Our Evolving Crisis Response in Ukraine

Since the Russian invasion in February, we have provided an unprecedented scale of assistance across Ukraine, reaching communities from Zaporizhia and Kharkiv in the east, to Lviv and Vinnystia in the west. A few weeks ago, just hours after Russian forces retreated from Irpin and Bucha near Kyiv, World Jewish Relief was able to bring the first critical humanitarian supplies into these cities. In total, we are currently working across 61 towns and cities in Ukraine.

Our Response in Ukraine

Working through our partners, World Jewish Relief is prioritising emergency evacuations, helping those who are displaced to find shelter and gain access to food and medical supplies and for those who are housebound, we are ensuring they continue to receive critical homecare. So far, our support has reached over 111,000 people with a particular focus on the most vulnerable groups.

World Jewish Relief has established a major pipeline to get humanitarian aid into Lviv in western Ukraine via Poznan in Poland, for distribution to communities across the country.

Dr Gabrielle Silver, a senior healthcare executive, is leading on the procurement of supplies.  For daily and weekly food parcels, we are working with the UK’s largest supplier to the UK military and UN humanitarian programmes. Another established company is supporting us with weekly food parcels and hygiene packs. One of the world’s leading specialist medical suppliers is supplying medicines.

To-date, we have distributed 75,000 packages of food and hygiene supplies and 3.4 tons of critical medicines.
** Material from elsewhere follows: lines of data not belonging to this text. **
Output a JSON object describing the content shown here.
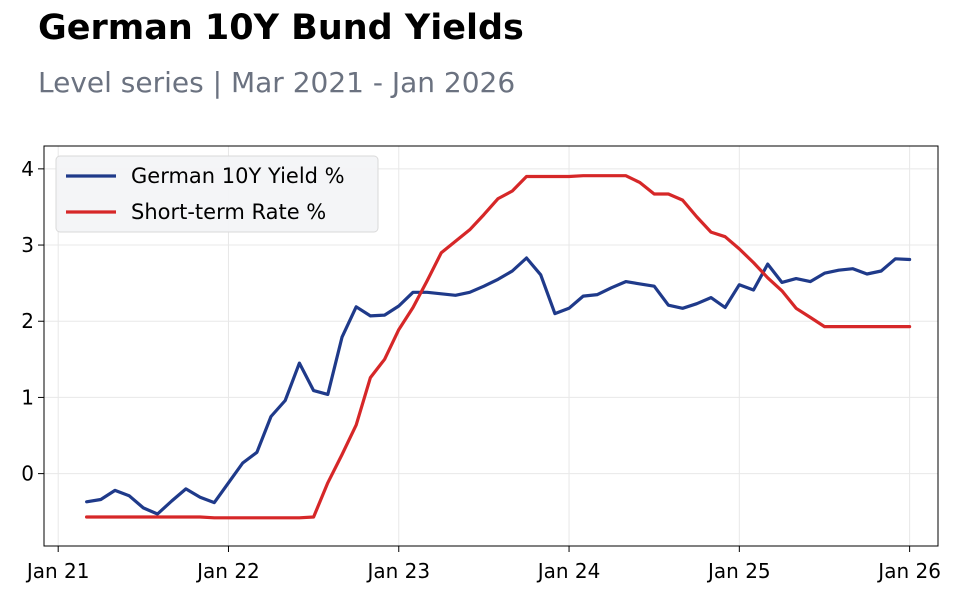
{
  "header": {
    "title": "German 10Y Bund Yields",
    "subtitle": "Level series | Mar 2021 - Jan 2026"
  },
  "chart_data": {
    "type": "line",
    "title": "German 10Y Bund Yields",
    "subtitle": "Level series | Mar 2021 - Jan 2026",
    "xlabel": "",
    "ylabel": "",
    "x_ticks": [
      "Jan 21",
      "Jan 22",
      "Jan 23",
      "Jan 24",
      "Jan 25",
      "Jan 26"
    ],
    "y_ticks": [
      0,
      1,
      2,
      3,
      4
    ],
    "xlim": [
      "2020-12",
      "2026-03"
    ],
    "ylim": [
      -0.95,
      4.3
    ],
    "grid": true,
    "legend_position": "top-left",
    "x": [
      "2021-03",
      "2021-04",
      "2021-05",
      "2021-06",
      "2021-07",
      "2021-08",
      "2021-09",
      "2021-10",
      "2021-11",
      "2021-12",
      "2022-01",
      "2022-02",
      "2022-03",
      "2022-04",
      "2022-05",
      "2022-06",
      "2022-07",
      "2022-08",
      "2022-09",
      "2022-10",
      "2022-11",
      "2022-12",
      "2023-01",
      "2023-02",
      "2023-03",
      "2023-04",
      "2023-05",
      "2023-06",
      "2023-07",
      "2023-08",
      "2023-09",
      "2023-10",
      "2023-11",
      "2023-12",
      "2024-01",
      "2024-02",
      "2024-03",
      "2024-04",
      "2024-05",
      "2024-06",
      "2024-07",
      "2024-08",
      "2024-09",
      "2024-10",
      "2024-11",
      "2024-12",
      "2025-01",
      "2025-02",
      "2025-03",
      "2025-04",
      "2025-05",
      "2025-06",
      "2025-07",
      "2025-08",
      "2025-09",
      "2025-10",
      "2025-11",
      "2025-12",
      "2026-01"
    ],
    "series": [
      {
        "name": "German 10Y Yield %",
        "color": "#1f3a8a",
        "values": [
          -0.37,
          -0.34,
          -0.22,
          -0.29,
          -0.45,
          -0.53,
          -0.36,
          -0.2,
          -0.31,
          -0.38,
          -0.12,
          0.14,
          0.28,
          0.75,
          0.96,
          1.45,
          1.09,
          1.04,
          1.79,
          2.19,
          2.07,
          2.08,
          2.2,
          2.38,
          2.38,
          2.36,
          2.34,
          2.38,
          2.46,
          2.55,
          2.66,
          2.83,
          2.61,
          2.1,
          2.17,
          2.33,
          2.35,
          2.44,
          2.52,
          2.49,
          2.46,
          2.21,
          2.17,
          2.23,
          2.31,
          2.18,
          2.48,
          2.41,
          2.75,
          2.51,
          2.56,
          2.52,
          2.63,
          2.67,
          2.69,
          2.62,
          2.66,
          2.82,
          2.81
        ]
      },
      {
        "name": "Short-term Rate %",
        "color": "#d62728",
        "values": [
          -0.57,
          -0.57,
          -0.57,
          -0.57,
          -0.57,
          -0.57,
          -0.57,
          -0.57,
          -0.57,
          -0.58,
          -0.58,
          -0.58,
          -0.58,
          -0.58,
          -0.58,
          -0.58,
          -0.57,
          -0.12,
          0.25,
          0.64,
          1.26,
          1.5,
          1.89,
          2.18,
          2.53,
          2.9,
          3.05,
          3.2,
          3.4,
          3.61,
          3.71,
          3.9,
          3.9,
          3.9,
          3.9,
          3.91,
          3.91,
          3.91,
          3.91,
          3.82,
          3.67,
          3.67,
          3.59,
          3.37,
          3.17,
          3.11,
          2.95,
          2.77,
          2.57,
          2.4,
          2.17,
          2.05,
          1.93,
          1.93,
          1.93,
          1.93,
          1.93,
          1.93,
          1.93
        ]
      }
    ]
  }
}
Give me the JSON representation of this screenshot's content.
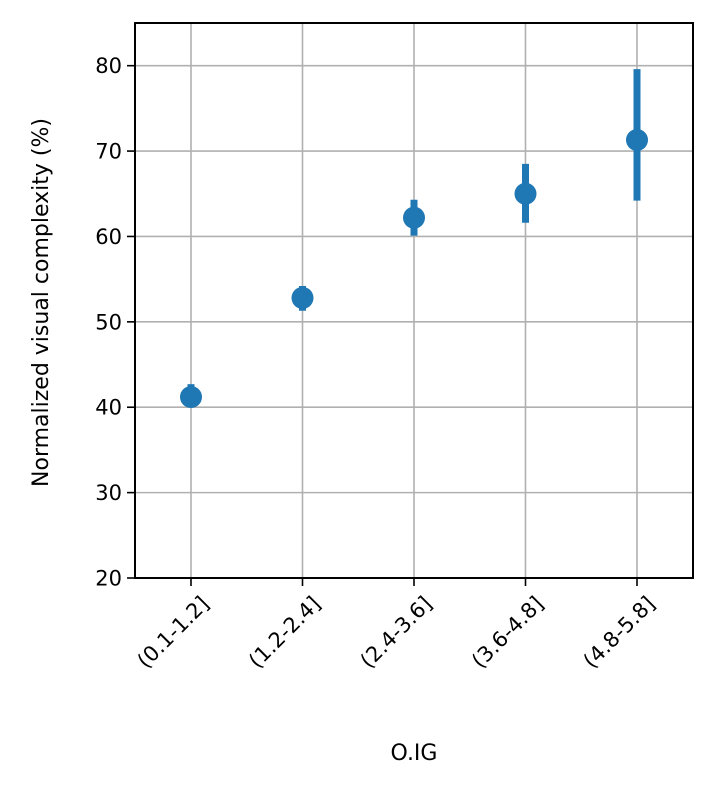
{
  "chart_data": {
    "type": "scatter",
    "title": "",
    "xlabel": "O.IG",
    "ylabel": "Normalized visual complexity (%)",
    "categories": [
      "(0.1-1.2]",
      "(1.2-2.4]",
      "(2.4-3.6]",
      "(3.6-4.8]",
      "(4.8-5.8]"
    ],
    "series": [
      {
        "values": [
          41.2,
          52.8,
          62.2,
          65.0,
          71.3
        ],
        "err_low": [
          40.0,
          51.3,
          60.1,
          61.6,
          64.2
        ],
        "err_high": [
          42.7,
          54.2,
          64.3,
          68.5,
          79.6
        ]
      }
    ],
    "ylim": [
      20,
      85
    ],
    "yticks": [
      20,
      30,
      40,
      50,
      60,
      70,
      80
    ],
    "grid": true,
    "color": "#1f77b4"
  }
}
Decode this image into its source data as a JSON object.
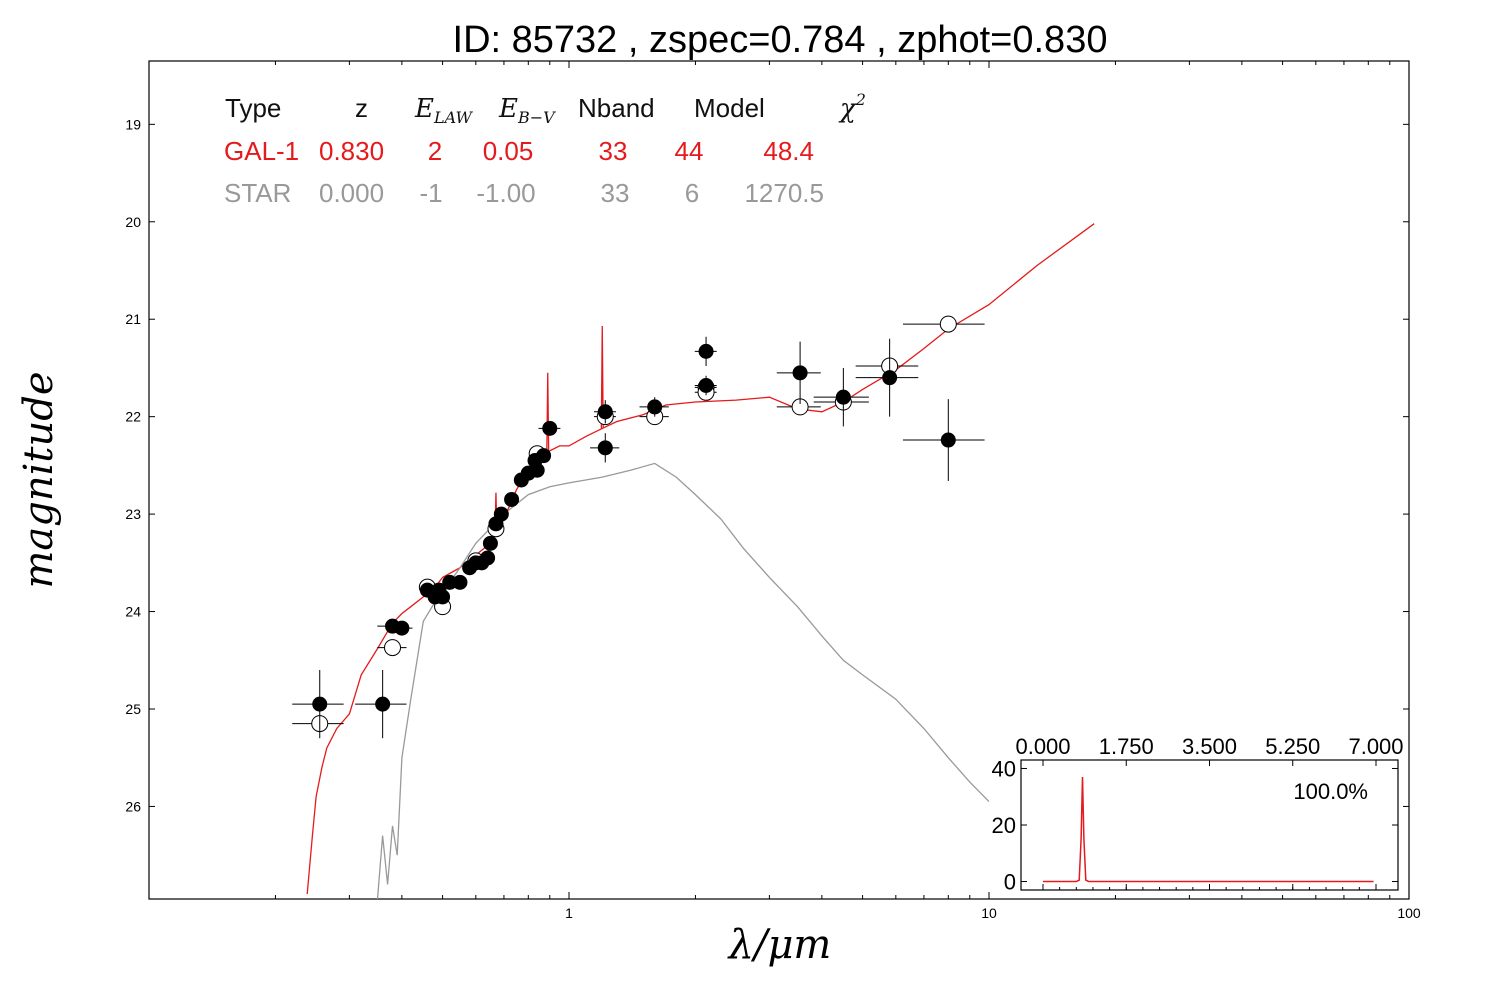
{
  "chart_data": {
    "type": "scatter",
    "title": "ID:  85732 , zspec=0.784 , zphot=0.830",
    "xlabel": "λ/μm",
    "ylabel": "magnitude",
    "x_scale": "log",
    "xlim": [
      0.1,
      100
    ],
    "ylim": [
      26.95,
      18.35
    ],
    "y_inverted": true,
    "x_ticks": [
      "1",
      "10",
      "100"
    ],
    "y_ticks": [
      "19",
      "20",
      "21",
      "22",
      "23",
      "24",
      "25",
      "26"
    ],
    "table": {
      "headers": [
        "Type",
        "z",
        "E_LAW",
        "E_B−V",
        "Nband",
        "Model",
        "χ²"
      ],
      "rows": [
        {
          "color": "#e41a1c",
          "cells": [
            "GAL-1",
            "0.830",
            "2",
            "0.05",
            "33",
            "44",
            "48.4"
          ]
        },
        {
          "color": "#999999",
          "cells": [
            "STAR",
            "0.000",
            "-1",
            "-1.00",
            "33",
            "6",
            "1270.5"
          ]
        }
      ]
    },
    "series": [
      {
        "name": "GAL-1",
        "kind": "line",
        "color": "#e41a1c",
        "x": [
          0.238,
          0.245,
          0.25,
          0.258,
          0.265,
          0.28,
          0.3,
          0.32,
          0.35,
          0.38,
          0.4,
          0.42,
          0.45,
          0.48,
          0.5,
          0.55,
          0.6,
          0.65,
          0.7,
          0.75,
          0.8,
          0.85,
          0.9,
          0.95,
          1.0,
          1.1,
          1.2,
          1.3,
          1.5,
          1.7,
          2.0,
          2.5,
          3.0,
          3.5,
          4.0,
          4.5,
          5.0,
          6.0,
          7.0,
          8.0,
          10.0,
          13.0,
          17.8
        ],
        "y": [
          26.9,
          26.3,
          25.9,
          25.6,
          25.4,
          25.2,
          25.05,
          24.65,
          24.38,
          24.12,
          24.02,
          23.95,
          23.85,
          23.75,
          23.65,
          23.55,
          23.42,
          23.3,
          23.05,
          22.75,
          22.55,
          22.45,
          22.35,
          22.3,
          22.3,
          22.2,
          22.12,
          22.05,
          21.98,
          21.88,
          21.85,
          21.83,
          21.8,
          21.92,
          21.95,
          21.85,
          21.72,
          21.52,
          21.3,
          21.1,
          20.85,
          20.45,
          20.02
        ]
      },
      {
        "name": "STAR",
        "kind": "line",
        "color": "#999999",
        "x": [
          0.35,
          0.36,
          0.37,
          0.38,
          0.39,
          0.4,
          0.42,
          0.45,
          0.48,
          0.5,
          0.55,
          0.6,
          0.7,
          0.8,
          0.9,
          1.0,
          1.2,
          1.4,
          1.6,
          1.8,
          2.0,
          2.3,
          2.6,
          3.0,
          3.5,
          4.0,
          4.5,
          5.0,
          6.0,
          7.0,
          8.0,
          9.0,
          10.0
        ],
        "y": [
          26.95,
          26.3,
          26.8,
          26.2,
          26.5,
          25.5,
          24.9,
          24.1,
          23.9,
          23.8,
          23.55,
          23.3,
          23.0,
          22.8,
          22.72,
          22.68,
          22.62,
          22.55,
          22.48,
          22.62,
          22.8,
          23.05,
          23.35,
          23.65,
          23.95,
          24.25,
          24.5,
          24.65,
          24.9,
          25.2,
          25.5,
          25.75,
          25.95
        ]
      },
      {
        "name": "observed",
        "kind": "points-filled",
        "color": "#000000",
        "x": [
          0.36,
          0.46,
          0.48,
          0.49,
          0.5,
          0.52,
          0.55,
          0.58,
          0.6,
          0.62,
          0.64,
          0.65,
          0.67,
          0.69,
          0.73,
          0.77,
          0.8,
          0.83,
          0.84,
          0.87,
          0.9,
          1.22,
          1.22,
          1.6,
          2.12,
          2.12,
          3.55,
          4.5,
          5.8,
          8.0,
          0.255,
          0.38,
          0.4
        ],
        "y": [
          24.95,
          23.78,
          23.85,
          23.78,
          23.85,
          23.7,
          23.7,
          23.55,
          23.5,
          23.5,
          23.45,
          23.3,
          23.1,
          23.0,
          22.85,
          22.65,
          22.58,
          22.45,
          22.55,
          22.4,
          22.12,
          21.95,
          22.32,
          21.9,
          21.33,
          21.68,
          21.55,
          21.8,
          21.6,
          22.24,
          24.95,
          24.15,
          24.17
        ],
        "yerr": [
          0.35,
          0.05,
          0.05,
          0.05,
          0.05,
          0.05,
          0.05,
          0.05,
          0.05,
          0.05,
          0.05,
          0.05,
          0.05,
          0.05,
          0.05,
          0.05,
          0.05,
          0.05,
          0.05,
          0.05,
          0.05,
          0.12,
          0.15,
          0.1,
          0.15,
          0.1,
          0.32,
          0.3,
          0.4,
          0.42,
          0.35,
          0.05,
          0.05
        ],
        "xerr_frac": [
          0.14,
          0.03,
          0.03,
          0.03,
          0.03,
          0.03,
          0.03,
          0.03,
          0.03,
          0.03,
          0.03,
          0.03,
          0.03,
          0.03,
          0.03,
          0.03,
          0.03,
          0.03,
          0.03,
          0.03,
          0.06,
          0.06,
          0.08,
          0.08,
          0.06,
          0.06,
          0.12,
          0.15,
          0.17,
          0.22,
          0.14,
          0.08,
          0.06
        ]
      },
      {
        "name": "model",
        "kind": "points-open",
        "color": "#000000",
        "x": [
          0.255,
          0.38,
          0.46,
          0.5,
          0.6,
          0.67,
          0.84,
          1.22,
          1.6,
          2.12,
          2.12,
          3.55,
          4.5,
          5.8,
          8.0
        ],
        "y": [
          25.15,
          24.37,
          23.75,
          23.95,
          23.48,
          23.15,
          22.38,
          22.0,
          22.0,
          21.7,
          21.75,
          21.9,
          21.85,
          21.48,
          21.05
        ],
        "xerr_frac": [
          0.14,
          0.08,
          0.03,
          0.03,
          0.03,
          0.03,
          0.03,
          0.06,
          0.08,
          0.06,
          0.06,
          0.12,
          0.15,
          0.17,
          0.22
        ]
      }
    ],
    "emission_lines": [
      {
        "x": 0.67,
        "y_top": 22.78
      },
      {
        "x": 0.89,
        "y_top": 21.55
      },
      {
        "x": 1.2,
        "y_top": 21.07
      }
    ],
    "inset": {
      "x_ticks": [
        "0.000",
        "1.750",
        "3.500",
        "5.250",
        "7.000"
      ],
      "y_ticks": [
        "0",
        "20",
        "40"
      ],
      "xlim": [
        0,
        7
      ],
      "ylim": [
        -3,
        43
      ],
      "annotation": "100.0%",
      "series": {
        "color": "#e41a1c",
        "x": [
          0.0,
          0.7,
          0.76,
          0.8,
          0.83,
          0.86,
          0.9,
          0.96,
          6.95
        ],
        "y": [
          0,
          0,
          0.5,
          15,
          37,
          15,
          0.5,
          0,
          0
        ]
      }
    }
  }
}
Our Response in Neighbouring Countries

Our second area of focus is across the border in Poland and Moldova where the number of refugee arrivals is increasing daily, with over 3.9M having arrived so far. Both our Moldovan partner in Chisinau and our Jewish Community Centre in Krakow have scaled up their capacities with our help, to play an active role in assisting those crossing the border. We are focusing on accommodation, safe spaces for women and children, psychological support, cash support, signposting and helping with legal formalities, and potential assistance for those looking to move onwards. Members of our Humanitarian and Refugee teams have visited both partners to provide the necessary support and to oversee operations.

Current Situation and Future Needs

Our focus to date has been on food (daily and weekly ration packs), non-food items such as hygiene items and medicines, medical and social support, evacuation, cash transfers to partners, refugee support, internally displaced person support, and core operational support. We expect our focus in the short-to-medium term to be as follows:

  • We will provide partners with cash grants to purchase and distribute food locally. While daily and weekly ration packs were essential in the early stages of the conflict with people on the move, the situation in Ukraine has eased particularly in the West, meaning that partners are able to operate with more confidence. Food packs will still be required for areas of conflict and risk in the east of Ukraine.
  • We will continue to procure and distribute essential medicines and hygiene items. These items are currently difficult to find in Ukraine, so our focus will be to ensure required levels are available for vulnerable people.
  • We will prepare to support internally displaced people in the west. As Russia appears to be regrouping from the east, we expect more refugees to flee both internally and across borders into Poland and Moldova.
  • We will increase support to partners in the east, where the need is greatest, with ongoing evacuation, transport, and psycho-social support. This is on top of delivering food, medicine, and hygiene items into the eastern areas of conflict and Russian control.